A working prototype built as a proposal for a voice-driven government form-filling service. A citizen selects a service (like Aadhaar, PAN, or Ration Card), presses a button, and speaks naturally. An AI agent walks through each field conversationally, confirms what it heard, and fills the on-screen form live. It runs end-to-end on LiveKit using Sarvam AI for Indic STT/TTS and Groq LLMs for natural conversation.

technical implementation.

Finite State Machine (FSM) Agent Control

Engineered a robust Finite State Machine in the LiveKit backend with strict transitions ('greeting' → 'collecting' → 'review' → 'submitted'). The FSM utilizes a cursor to rigidly enforce chronological field order, gates tool execution by phase, and guarantees that any user corrections during review force a fresh read-back loop before final submission.

WebRTC Voice Pipeline

Implemented a high-performance voice pipeline using LiveKit to stream audio between the Next.js frontend and a self-contained Node.js backend agent, achieving near real-time conversational latency.

Dynamic Schema Injection

Designed a schema-agnostic Voice Agent. The frontend mints a LiveKit token and dispatches the agent with the selected form's schema embedded in the job metadata, allowing new forms to be added with zero backend changes.

Indic AI Integration

Integrated Sarvam AI's models specifically trained on Indian languages to handle varied accents and dialects, alongside Silero VAD for accurate voice activity detection.

key features.

Zero-typing conversational form filling through LiveKit WebRTC architecture
Integration with Sarvam AI for high-accuracy Indic language Speech-to-Text and Text-to-Speech
Groq LLM integration for ultra-low latency, natural conversational flows
Schema-agnostic Voice Agent that adapts dynamically to different form metadata
Real-time visual form updates as the user speaks
Live support for complex government forms including Aadhaar, PAN, and Ration Card
Independent frontend and backend agent scaling via LiveKit Cloud

screenshots.

Voice-first assistant for filling government forms.

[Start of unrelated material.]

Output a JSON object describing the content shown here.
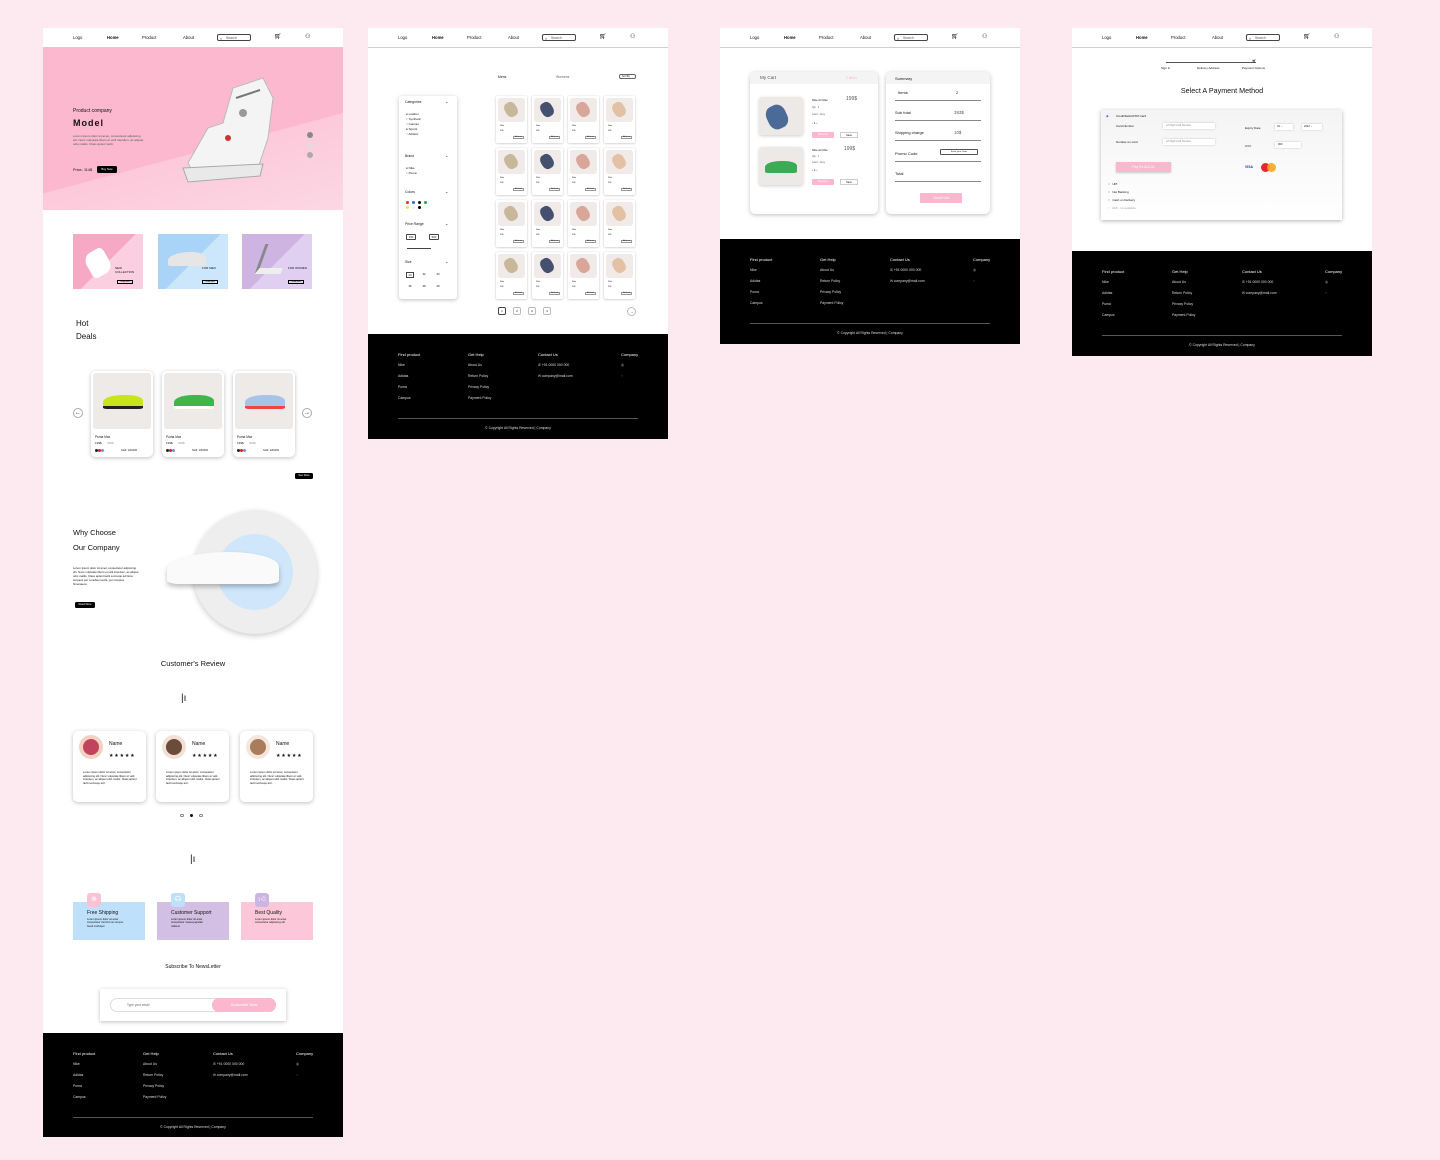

Choose between traditional typing or voice-first form filling.

Real-time visual form updates as the voice agent listens.

Automated calling capabilities with Ringg API.

Track previously filled and submitted government forms.

Final review and submission of the voice-filled form.

challenges & solutions.

Challenge: Managing unstructured speech for strict form fields

Solution: Utilized Groq LLMs to intelligently parse unstructured conversational input into structured JSON conforming exactly to the dynamic Zod schemas provided by the frontend.

Challenge: Reducing conversation latency

Solution: Optimized the pipeline by deploying the agent on LiveKit Cloud (ap-south region) and using Groq's LPU inference engine for lightning-fast LLM responses.